Bir anda sizi kafesten çıkardığını düşünürsünüz; Alacağınız tek cezanın bu olduğunu düşünecek kadar aptal değilsiniz, ancak sizi birkaç dakikalığına dışarı çıkarabilir, bu da saatlerce bu alanda kapalı kalmaktan daha iyidir.
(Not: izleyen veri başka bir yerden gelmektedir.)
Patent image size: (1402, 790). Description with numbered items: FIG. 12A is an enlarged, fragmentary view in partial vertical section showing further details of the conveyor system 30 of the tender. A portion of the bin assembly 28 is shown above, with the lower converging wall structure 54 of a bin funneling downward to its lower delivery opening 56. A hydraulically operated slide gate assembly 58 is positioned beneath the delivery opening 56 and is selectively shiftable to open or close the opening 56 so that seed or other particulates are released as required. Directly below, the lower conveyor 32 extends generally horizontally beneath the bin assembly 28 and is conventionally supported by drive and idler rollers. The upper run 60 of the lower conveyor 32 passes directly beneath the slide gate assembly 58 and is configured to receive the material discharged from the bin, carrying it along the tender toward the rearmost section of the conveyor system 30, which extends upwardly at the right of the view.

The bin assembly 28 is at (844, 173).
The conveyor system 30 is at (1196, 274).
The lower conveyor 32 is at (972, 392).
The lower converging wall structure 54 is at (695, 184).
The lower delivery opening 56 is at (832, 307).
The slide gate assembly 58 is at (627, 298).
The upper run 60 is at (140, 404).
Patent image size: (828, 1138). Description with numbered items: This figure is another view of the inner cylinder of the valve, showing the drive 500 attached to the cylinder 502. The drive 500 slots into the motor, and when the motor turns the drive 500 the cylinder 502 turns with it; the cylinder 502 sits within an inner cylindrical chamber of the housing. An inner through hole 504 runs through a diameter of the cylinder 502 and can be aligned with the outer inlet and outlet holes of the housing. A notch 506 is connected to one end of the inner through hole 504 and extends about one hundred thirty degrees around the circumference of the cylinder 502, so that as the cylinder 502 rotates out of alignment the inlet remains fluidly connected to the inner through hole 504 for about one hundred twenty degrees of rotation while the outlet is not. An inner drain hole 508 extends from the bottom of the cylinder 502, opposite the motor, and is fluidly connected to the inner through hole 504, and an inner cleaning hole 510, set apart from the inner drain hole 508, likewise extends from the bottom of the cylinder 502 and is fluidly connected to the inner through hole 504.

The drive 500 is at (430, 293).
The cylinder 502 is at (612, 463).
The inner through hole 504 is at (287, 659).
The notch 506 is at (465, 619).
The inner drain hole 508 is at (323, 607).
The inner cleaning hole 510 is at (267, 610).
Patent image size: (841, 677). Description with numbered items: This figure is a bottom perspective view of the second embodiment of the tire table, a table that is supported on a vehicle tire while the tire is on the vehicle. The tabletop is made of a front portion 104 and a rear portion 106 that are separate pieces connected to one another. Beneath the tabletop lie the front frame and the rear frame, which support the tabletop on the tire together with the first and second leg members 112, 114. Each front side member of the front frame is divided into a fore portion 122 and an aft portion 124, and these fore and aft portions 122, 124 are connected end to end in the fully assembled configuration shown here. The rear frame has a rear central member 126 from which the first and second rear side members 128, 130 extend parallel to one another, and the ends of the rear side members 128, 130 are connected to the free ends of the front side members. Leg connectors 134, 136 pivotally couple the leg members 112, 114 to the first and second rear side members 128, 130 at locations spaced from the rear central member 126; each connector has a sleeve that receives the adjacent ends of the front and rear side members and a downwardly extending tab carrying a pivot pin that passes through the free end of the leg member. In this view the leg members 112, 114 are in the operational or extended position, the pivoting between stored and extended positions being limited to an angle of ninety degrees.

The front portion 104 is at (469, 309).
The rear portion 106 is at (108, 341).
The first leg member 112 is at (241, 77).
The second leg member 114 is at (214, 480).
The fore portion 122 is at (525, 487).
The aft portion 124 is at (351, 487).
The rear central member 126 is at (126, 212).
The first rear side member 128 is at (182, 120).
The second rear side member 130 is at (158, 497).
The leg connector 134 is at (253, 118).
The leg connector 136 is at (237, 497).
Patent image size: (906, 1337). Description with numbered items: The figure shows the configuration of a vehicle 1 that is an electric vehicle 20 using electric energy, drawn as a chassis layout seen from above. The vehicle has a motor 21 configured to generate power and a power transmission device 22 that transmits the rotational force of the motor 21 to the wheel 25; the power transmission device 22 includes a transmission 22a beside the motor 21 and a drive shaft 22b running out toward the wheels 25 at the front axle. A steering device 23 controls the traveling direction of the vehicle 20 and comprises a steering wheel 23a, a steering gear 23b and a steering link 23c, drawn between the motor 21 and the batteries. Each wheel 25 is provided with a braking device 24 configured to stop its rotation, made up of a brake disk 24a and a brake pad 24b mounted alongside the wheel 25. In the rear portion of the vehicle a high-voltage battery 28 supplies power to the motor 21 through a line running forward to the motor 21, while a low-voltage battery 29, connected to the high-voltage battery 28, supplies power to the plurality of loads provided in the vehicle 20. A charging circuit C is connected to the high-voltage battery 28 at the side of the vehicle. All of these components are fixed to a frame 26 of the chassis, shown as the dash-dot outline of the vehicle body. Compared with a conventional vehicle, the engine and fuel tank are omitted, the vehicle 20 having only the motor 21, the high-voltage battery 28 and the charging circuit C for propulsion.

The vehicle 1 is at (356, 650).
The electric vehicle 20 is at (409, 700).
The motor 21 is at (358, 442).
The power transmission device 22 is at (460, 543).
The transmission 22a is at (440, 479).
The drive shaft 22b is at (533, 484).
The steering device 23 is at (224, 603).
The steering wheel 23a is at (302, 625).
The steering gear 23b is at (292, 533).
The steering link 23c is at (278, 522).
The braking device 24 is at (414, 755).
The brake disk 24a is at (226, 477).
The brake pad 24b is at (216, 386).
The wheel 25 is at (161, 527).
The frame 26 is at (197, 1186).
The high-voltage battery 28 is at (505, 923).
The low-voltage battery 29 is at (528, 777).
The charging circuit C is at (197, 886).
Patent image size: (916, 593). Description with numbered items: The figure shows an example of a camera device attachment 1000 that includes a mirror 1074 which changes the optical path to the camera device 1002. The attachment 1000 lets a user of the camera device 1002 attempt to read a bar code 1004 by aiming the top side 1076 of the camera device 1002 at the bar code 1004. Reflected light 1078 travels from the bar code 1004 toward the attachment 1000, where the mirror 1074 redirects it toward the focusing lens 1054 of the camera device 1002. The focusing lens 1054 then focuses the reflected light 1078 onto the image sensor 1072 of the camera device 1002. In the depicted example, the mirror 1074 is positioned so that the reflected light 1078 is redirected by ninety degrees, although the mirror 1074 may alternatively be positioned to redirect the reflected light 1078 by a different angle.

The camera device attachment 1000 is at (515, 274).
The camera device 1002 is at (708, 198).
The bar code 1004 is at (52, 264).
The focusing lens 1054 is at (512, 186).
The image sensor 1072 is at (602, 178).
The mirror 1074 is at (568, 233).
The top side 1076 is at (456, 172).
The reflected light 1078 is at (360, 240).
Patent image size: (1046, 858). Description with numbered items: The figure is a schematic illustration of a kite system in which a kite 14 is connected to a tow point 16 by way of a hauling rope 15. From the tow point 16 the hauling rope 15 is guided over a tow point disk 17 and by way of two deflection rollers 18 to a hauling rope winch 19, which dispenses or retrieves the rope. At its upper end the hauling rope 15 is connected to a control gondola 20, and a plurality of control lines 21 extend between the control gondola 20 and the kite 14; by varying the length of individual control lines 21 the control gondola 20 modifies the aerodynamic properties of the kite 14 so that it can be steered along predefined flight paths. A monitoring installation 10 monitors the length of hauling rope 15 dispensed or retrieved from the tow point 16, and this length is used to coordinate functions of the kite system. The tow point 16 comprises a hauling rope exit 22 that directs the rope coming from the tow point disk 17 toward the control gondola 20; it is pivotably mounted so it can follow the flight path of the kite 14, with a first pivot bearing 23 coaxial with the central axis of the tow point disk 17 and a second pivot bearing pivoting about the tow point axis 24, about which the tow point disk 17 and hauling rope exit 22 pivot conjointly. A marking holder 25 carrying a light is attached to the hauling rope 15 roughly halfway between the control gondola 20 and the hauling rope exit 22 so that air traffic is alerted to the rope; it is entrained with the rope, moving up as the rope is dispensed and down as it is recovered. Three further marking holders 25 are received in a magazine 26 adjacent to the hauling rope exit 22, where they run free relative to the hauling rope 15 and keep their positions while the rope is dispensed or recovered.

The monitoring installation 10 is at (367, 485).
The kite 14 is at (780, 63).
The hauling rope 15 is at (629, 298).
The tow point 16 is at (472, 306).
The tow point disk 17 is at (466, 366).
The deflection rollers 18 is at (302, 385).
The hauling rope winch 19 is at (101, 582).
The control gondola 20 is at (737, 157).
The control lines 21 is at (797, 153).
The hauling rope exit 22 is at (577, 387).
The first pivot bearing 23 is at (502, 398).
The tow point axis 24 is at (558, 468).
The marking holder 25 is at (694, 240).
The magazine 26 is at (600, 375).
Ve böylece, bu düşünceyle, kararlılık sizi doldurur ve siz onun horozunu daha hevesle yalarsınız, ellerinizi boşluklardan taşaklarına masaj yapmak için getirir, sıkar ve onu okşarsınız, böylece adınıza küfreder, köpeğinin emirleri ne kadar iyi aldığı konusunda inler. , Ustanı dinlemek için ne kadar iyisin.

"Oh, bebeğim, boşalacağım, '-" pantolonunu atıyor, tüm uyaranlardan dolayı bacakları seğirmeye başlarken başını sallıyor. "Ağzını aç, köpek yavrusu, dilini çıkar, aynen böyle. İyi evcil hayvan.”

Kalçalarını geri çekiyor, siki ıslak bir gıcırdama ile ağzından kayıyor, önce elini etrafına sarıyor, uzunluğunu bariyerin hemen ötesine pompalıyor.

"Gel— Yaklaş, köpek yavrusu, yaklaş" diye kekeliyor, parmaklıklar yüzüne batana ve dilin diğer taraftan dışarı çıkana kadar seni ileri itiyor. "İyi evcil hayvan, iyi, kahretsin - kahretsin, kahretsin, işte ödülün, köpek yavrusu, gel de ikramını al."

Kendini doruğa ulaştırmak için kendini okşadığında, buz gibi soğuk bir kova su gibi seni yıkar, dilini bir köpek gibi dışarı çıkarırken yüzünün her tarafına fışkıran ılık, kremsi bir boşalma, hevesle onun ödülünün bir damlasının üzerine düşmesini bekler. Geri çekilmek için yarım bir aklınız var, ama bunu yaparsanız çok kızacağını ve cezanızı artıracağını biliyorsunuz, bu yüzden kuyruğunu sokup orada oturuyorsunuz - sizi sürekli çağıran itaatkar evcil hayvan gibi - meni üzerinize kusarken, seni özünde duş alıyor.

Serbest bırakılması nihayet sona erdiğinde, ağzınızı açık tutmanızı söyler, salyanızın ve boşalmasının çenenizden aşağı çiseleme şekline hayran kalır, kafesin parmaklıklarını kaydırır. İki parmağını kullanarak, yanaklarınıza bulaşan pisliği toplar ve ağzınıza iterek yutmanızı ister. Bunu yaptığında tadı boğazını yakıyor, ama o çok heyecanlı görünüyor, yanaklarının parmaklarının arasında oyuk oluşu ve sen ona o cam gibi gözlerle kinle bakıyorsun diye çok mutlu görünüyor.

"Benim için iyi olabileceğini biliyordum," diye gülümsüyor, sikini tekrar boxerına sokup pantolonunu yukarı çekiyor. Şimdi sizinle göz hizasında olacak şekilde çömelir ve bu yakından bakınca gözlerindeki keskin parıltıyı, aksi halde kusursuz teninden sızan zalimliği görebilirsiniz. "Köpek yavrusu şimdi biraz dinlenmeli, gerçek cezan için daha sonra geleceğim."